For decades data center best practices were to isolate backup and archive. “Backup is not archive” was the mantra. The reality is most data centers ignored the mantra and used their backup process for all of their data retention. Today, however, as data centers deal with unprecedented growth in their unstructured data sets it may be time to change the mantra to “archive is better than backup.” Organizations need to change their approach and take an archive first approach to data protection.
Is Backup Dead?
Backup is a process that copies data from primary storage to some form of secondary storage. As unstructured data continues to grow organizations have modified their software to perform an image backup of the entire file system instead of a file by file backup. Subsequent backups only need to backup changed blocks, further lowering backup times.
The problem with the image approach is that, while vendors provide individual files restores, the administrator needs to know exactly which backup set contains the file they are looking for. The software doesn’t provide a way for organizations to search for specific files across backup sets.
The lack of granular file knowledge creates challenges for organizations looking to maintain compliance with data privacy legislation like the European Union’s General Data Protection Regulation (GDPR) or California’s Consumer Privacy Act. The lack of specific file knowledge means that complying with “right to be forgotten” sections of the legislation are very difficult.
Another challenge is image-based backups are difficult to archive, which makes it difficult to lower secondary storage costs. The baseline image must always be available to compare subsequent blocks. Most software solutions using block-level incremental backup also have a limit on how many iterations away from the baseline image they can track before performance is impacted.
The Archive Alternative
An alternative is to copy all unstructured data to an archive and let archive software manage the data. Most archive solutions have a very specific understanding of every file and every version of every file in the archive. Finding and removing data in response to a “right to be forgotten” is straightforward. Archive solutions can also manage where the archived data is stored and most will support multiple storage tiers so that the older the data is moved to less expensive tiers and becomes the less expensive to store. These solutions can also remove old data from primary storage, lowering primary storage costs.
The Archive Problem
The problem with the archive is how to get ALL data to it, quickly and consistently. Many archive solutions don’t have a transfer mechanism: they count on the administrator to manually move data to it. Some archive solutions do have an automatic file transfer capability but they were not designed to transfer files en masse like backup solutions are. Also, archive solutions typically have no communication path to the backup process. For example, it can’t confirm that the backup process has X number of copies of a file prior to removing that file from primary storage.

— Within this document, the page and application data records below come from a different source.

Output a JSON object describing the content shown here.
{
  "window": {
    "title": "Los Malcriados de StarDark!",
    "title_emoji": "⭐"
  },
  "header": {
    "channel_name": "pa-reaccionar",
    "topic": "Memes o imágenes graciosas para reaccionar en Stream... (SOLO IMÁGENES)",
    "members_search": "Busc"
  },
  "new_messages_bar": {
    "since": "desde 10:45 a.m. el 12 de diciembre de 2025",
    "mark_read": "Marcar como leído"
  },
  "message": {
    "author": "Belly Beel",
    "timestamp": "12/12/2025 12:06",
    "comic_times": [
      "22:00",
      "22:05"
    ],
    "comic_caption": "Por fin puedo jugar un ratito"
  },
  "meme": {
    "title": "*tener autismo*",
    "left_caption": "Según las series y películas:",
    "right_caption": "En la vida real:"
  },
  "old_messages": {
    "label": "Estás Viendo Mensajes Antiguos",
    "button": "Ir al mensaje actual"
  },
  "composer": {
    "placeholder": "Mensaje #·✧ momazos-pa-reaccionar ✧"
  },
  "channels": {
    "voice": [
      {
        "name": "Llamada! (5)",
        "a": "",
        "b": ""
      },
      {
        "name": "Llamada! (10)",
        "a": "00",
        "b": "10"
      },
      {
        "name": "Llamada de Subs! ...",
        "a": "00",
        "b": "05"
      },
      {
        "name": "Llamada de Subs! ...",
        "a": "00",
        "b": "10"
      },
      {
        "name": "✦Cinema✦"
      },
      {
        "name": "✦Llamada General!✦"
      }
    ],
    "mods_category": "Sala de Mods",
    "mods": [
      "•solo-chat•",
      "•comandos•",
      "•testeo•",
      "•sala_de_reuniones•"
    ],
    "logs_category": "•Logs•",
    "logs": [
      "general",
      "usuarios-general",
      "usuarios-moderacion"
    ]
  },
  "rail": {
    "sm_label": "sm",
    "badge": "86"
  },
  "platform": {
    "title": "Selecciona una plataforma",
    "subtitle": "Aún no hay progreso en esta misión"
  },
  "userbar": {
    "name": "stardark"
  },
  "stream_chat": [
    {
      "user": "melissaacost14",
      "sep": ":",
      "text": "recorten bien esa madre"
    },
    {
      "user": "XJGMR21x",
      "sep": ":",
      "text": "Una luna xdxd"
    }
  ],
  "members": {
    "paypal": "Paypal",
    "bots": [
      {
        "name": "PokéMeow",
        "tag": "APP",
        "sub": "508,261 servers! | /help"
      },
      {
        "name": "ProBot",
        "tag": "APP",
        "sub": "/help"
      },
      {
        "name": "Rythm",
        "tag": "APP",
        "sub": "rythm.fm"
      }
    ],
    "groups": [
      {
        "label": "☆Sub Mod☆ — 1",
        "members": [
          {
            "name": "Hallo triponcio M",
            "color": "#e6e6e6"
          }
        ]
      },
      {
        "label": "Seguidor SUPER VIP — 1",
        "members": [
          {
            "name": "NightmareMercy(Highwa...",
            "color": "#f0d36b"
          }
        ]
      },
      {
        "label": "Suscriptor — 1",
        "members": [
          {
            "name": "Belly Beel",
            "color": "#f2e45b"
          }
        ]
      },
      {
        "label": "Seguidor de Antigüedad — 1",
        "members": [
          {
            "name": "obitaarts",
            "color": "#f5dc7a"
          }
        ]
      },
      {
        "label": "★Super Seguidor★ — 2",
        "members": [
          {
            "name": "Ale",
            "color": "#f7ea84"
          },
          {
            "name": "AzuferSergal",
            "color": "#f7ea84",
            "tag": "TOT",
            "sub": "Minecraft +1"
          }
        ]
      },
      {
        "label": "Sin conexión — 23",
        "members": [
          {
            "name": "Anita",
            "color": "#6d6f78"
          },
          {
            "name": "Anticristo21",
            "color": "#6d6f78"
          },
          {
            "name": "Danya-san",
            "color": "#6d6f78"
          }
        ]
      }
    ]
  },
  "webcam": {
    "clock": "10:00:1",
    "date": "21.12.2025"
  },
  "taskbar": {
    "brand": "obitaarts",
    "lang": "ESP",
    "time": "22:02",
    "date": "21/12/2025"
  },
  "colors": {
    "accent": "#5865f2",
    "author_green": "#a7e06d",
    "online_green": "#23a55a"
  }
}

Integrating Backup and Archive
The solution is to integrate backup and archive. Vendors need to create solutions that perform high-speed file by file backups so data is protected. Then they need to add an archive function that builds a rich metadata index of data under management so that it is easy to search for data within the repository. An archive function enables the movement of data across secondary repositories and eventually from primary storage driving down costs. IT can move old data from primary storage with the confidence of knowing it is protected X number of times.
The integration of backup and archive enables the organization to protect their data, comply with data privacy regulations and reduce their investments in both primary and secondary storage.